In the past four seasons Fernández was a second division’ striker. He played for Hapoel Ramat Gan, Ramat HaSharon, Hapoel Petah Tikva and now for Maccabi Herzliya. In parallel, he also coaches the young strikers of Hapoel Petah Tikva’s youth department.
“Israel is my second home. Usually I change a country after two years and now it’s my fourth season here. It’s certainly a record”, he smiles modestly.

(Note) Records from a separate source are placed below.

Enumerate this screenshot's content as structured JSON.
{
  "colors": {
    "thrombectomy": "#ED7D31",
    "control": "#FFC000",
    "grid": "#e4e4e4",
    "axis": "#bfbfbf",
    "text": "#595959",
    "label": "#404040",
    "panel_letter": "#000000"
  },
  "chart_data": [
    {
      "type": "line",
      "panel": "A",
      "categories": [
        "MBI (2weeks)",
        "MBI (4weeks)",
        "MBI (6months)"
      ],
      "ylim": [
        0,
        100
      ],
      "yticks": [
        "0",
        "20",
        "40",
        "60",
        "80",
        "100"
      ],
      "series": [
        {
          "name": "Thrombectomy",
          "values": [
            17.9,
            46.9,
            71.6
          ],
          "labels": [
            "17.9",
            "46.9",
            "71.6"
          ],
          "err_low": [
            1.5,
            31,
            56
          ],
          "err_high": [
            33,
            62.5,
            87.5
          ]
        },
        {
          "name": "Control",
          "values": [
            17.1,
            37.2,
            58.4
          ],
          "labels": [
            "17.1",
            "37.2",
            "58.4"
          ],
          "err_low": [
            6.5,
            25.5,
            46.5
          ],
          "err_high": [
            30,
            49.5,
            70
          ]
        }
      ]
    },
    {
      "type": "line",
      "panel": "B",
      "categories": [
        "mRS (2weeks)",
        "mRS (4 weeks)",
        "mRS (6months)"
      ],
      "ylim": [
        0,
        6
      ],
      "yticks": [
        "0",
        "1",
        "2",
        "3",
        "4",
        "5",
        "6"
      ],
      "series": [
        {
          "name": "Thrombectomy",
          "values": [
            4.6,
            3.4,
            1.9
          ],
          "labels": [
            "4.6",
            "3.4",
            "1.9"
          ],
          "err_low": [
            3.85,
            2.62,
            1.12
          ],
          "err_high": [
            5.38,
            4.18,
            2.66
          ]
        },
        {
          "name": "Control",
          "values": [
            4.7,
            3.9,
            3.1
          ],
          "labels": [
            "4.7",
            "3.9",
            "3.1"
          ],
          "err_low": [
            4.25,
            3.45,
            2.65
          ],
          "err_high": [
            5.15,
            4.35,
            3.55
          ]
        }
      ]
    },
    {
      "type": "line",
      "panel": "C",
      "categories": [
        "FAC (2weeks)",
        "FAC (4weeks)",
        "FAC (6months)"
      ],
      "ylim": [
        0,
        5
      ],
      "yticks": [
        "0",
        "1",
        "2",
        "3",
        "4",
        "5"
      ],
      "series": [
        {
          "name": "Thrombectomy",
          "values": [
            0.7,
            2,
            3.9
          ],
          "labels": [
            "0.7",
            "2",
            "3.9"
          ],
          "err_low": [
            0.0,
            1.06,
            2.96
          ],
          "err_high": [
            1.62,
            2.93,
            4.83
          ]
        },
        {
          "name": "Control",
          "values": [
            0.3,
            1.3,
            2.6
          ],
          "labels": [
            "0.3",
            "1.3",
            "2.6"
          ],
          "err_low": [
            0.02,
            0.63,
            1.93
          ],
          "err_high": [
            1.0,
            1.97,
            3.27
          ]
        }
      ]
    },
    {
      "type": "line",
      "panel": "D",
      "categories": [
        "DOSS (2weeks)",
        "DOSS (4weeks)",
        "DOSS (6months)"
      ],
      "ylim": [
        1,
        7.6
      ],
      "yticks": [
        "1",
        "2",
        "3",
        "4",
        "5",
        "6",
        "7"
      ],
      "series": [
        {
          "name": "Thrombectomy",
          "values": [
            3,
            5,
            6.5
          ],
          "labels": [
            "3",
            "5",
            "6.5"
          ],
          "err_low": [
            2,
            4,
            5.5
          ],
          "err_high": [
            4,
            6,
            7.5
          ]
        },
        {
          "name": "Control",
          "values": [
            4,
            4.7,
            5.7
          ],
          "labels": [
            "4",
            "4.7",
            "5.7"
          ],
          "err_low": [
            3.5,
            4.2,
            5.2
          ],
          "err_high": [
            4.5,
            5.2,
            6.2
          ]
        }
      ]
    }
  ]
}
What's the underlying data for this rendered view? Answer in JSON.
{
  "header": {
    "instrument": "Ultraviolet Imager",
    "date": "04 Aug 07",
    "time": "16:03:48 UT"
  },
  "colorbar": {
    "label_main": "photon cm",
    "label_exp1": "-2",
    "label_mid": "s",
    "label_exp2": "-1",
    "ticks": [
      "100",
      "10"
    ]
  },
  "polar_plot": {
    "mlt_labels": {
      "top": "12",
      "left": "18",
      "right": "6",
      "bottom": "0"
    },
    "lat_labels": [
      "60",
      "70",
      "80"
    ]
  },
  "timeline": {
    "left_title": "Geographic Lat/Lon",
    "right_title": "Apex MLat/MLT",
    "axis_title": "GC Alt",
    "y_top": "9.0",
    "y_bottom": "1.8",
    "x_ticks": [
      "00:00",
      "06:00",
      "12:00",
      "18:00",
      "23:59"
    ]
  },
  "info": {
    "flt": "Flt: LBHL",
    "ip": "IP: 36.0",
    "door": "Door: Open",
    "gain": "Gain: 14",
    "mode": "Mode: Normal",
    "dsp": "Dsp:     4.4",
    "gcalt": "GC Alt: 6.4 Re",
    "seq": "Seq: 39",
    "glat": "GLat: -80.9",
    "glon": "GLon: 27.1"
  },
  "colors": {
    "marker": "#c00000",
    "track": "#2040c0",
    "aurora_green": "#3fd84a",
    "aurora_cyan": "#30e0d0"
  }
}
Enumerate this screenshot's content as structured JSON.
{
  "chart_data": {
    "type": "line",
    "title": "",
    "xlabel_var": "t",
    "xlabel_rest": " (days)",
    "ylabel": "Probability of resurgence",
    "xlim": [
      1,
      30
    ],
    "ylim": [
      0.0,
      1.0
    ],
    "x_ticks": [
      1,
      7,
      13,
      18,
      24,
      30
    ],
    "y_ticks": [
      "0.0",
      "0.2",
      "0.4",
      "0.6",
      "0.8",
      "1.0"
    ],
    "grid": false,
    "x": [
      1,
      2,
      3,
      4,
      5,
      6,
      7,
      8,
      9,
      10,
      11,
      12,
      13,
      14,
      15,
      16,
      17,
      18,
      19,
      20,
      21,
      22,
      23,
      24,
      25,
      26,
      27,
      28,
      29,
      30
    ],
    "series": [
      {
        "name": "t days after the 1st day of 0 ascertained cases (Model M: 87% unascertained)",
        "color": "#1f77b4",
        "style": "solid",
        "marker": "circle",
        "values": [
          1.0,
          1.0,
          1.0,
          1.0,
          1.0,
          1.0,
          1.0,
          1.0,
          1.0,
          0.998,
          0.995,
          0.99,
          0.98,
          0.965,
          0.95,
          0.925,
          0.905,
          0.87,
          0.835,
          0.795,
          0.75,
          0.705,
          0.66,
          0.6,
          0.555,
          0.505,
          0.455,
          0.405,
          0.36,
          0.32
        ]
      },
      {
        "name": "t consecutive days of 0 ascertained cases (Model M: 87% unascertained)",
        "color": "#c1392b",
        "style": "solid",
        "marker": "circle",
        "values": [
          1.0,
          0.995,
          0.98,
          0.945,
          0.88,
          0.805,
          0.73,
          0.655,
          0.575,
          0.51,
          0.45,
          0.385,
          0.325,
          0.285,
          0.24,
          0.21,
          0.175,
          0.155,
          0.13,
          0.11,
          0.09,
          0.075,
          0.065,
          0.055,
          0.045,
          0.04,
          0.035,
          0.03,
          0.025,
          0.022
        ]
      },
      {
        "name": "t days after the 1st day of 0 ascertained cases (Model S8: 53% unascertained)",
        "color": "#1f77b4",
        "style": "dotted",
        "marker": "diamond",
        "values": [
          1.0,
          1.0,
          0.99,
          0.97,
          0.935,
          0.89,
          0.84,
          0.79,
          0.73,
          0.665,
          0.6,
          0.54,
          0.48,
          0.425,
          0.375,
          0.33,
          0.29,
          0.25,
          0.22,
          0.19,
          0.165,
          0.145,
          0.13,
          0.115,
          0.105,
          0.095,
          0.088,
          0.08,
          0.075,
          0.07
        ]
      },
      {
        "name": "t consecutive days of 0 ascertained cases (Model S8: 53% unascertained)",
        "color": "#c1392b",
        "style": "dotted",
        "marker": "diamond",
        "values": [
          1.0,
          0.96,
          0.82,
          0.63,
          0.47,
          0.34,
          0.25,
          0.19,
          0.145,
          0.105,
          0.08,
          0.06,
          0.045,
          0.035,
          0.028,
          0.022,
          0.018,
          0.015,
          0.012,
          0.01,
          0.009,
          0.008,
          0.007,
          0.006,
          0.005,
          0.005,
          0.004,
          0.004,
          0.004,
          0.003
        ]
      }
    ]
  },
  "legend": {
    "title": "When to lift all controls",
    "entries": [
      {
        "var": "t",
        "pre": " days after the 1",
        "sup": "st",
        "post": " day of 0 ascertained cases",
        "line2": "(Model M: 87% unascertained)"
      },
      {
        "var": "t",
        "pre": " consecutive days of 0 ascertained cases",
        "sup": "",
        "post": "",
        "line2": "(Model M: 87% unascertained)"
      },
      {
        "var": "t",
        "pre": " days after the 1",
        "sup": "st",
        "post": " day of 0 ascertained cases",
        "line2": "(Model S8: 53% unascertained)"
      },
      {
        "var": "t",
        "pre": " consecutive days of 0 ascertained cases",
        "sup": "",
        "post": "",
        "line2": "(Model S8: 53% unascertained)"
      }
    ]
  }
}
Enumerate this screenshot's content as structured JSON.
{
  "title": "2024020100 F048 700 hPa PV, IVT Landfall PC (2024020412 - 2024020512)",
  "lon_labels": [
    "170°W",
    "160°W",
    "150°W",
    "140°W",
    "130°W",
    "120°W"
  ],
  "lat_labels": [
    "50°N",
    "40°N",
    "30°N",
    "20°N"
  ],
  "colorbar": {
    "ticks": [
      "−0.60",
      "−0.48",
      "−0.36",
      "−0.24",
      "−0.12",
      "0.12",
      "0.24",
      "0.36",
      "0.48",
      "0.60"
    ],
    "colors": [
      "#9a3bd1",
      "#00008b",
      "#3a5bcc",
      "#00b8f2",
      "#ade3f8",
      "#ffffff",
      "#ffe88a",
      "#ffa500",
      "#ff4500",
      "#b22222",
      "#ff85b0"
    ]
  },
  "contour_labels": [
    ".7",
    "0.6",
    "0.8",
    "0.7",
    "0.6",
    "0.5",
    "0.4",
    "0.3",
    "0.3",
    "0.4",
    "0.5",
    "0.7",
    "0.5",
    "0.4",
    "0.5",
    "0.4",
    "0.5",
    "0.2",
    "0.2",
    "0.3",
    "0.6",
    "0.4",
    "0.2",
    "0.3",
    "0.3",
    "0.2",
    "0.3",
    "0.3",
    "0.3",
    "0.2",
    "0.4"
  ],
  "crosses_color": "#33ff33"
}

"I could stay in one place and win any title I want, but would I speak 6 Languages?" Fernández, scoring in Hebrew. (Y.Cifkis©)
Like in every BabaGol Interview, Adrián answered the ‘Personal Football Questions’, but in an extended version.
What is your favorite position?
Forward, of course.
What is your favorite formation of a football team?
I think that there is no such thing like formations. It depends on the players you have in the team. As a coach, you must find the style of game that fits your players the most, in order to allow them to provide 100% of themselves, enjoy playing. Eventually, Football is a game of momentum.
Who is the best coach you had?
There are two. Rolf Fringer at St. Galen and Krasimir Balakov at Chernomorets Burgas.
Describe Adrián Fernández.
It’s a sentence my father once told me. “I prefer that people will remember me as a great person than a great player. A good player is a good player, but a good person is someone who people remember as a friend, as a connection”. Well, that’s me.
What would you do if not playing football?
I would either become a chef or a movie actor.
Who is your favorite team?
Nueva Chicago. There’s no other.
Who is your Favorite player?
Carlos Tevez. When I was a kid I liked Batistuta, Maradona and Ronaldo (‘El Fenomeno’).
What is your greatest football moment of all times?
My favorite moment was the promotion with Nueva Chicago to Primera Division. It was my dream, it was my family's dream. That was a moment of joy and pride.
What is your dream in football?
I have a football - coaching project that I develop in the United States, but I don’t like to call it a ‘dream’. I prefer to call it a ‘Goal’. Dreams are something we can’t touch. Goals are realistic and achievable.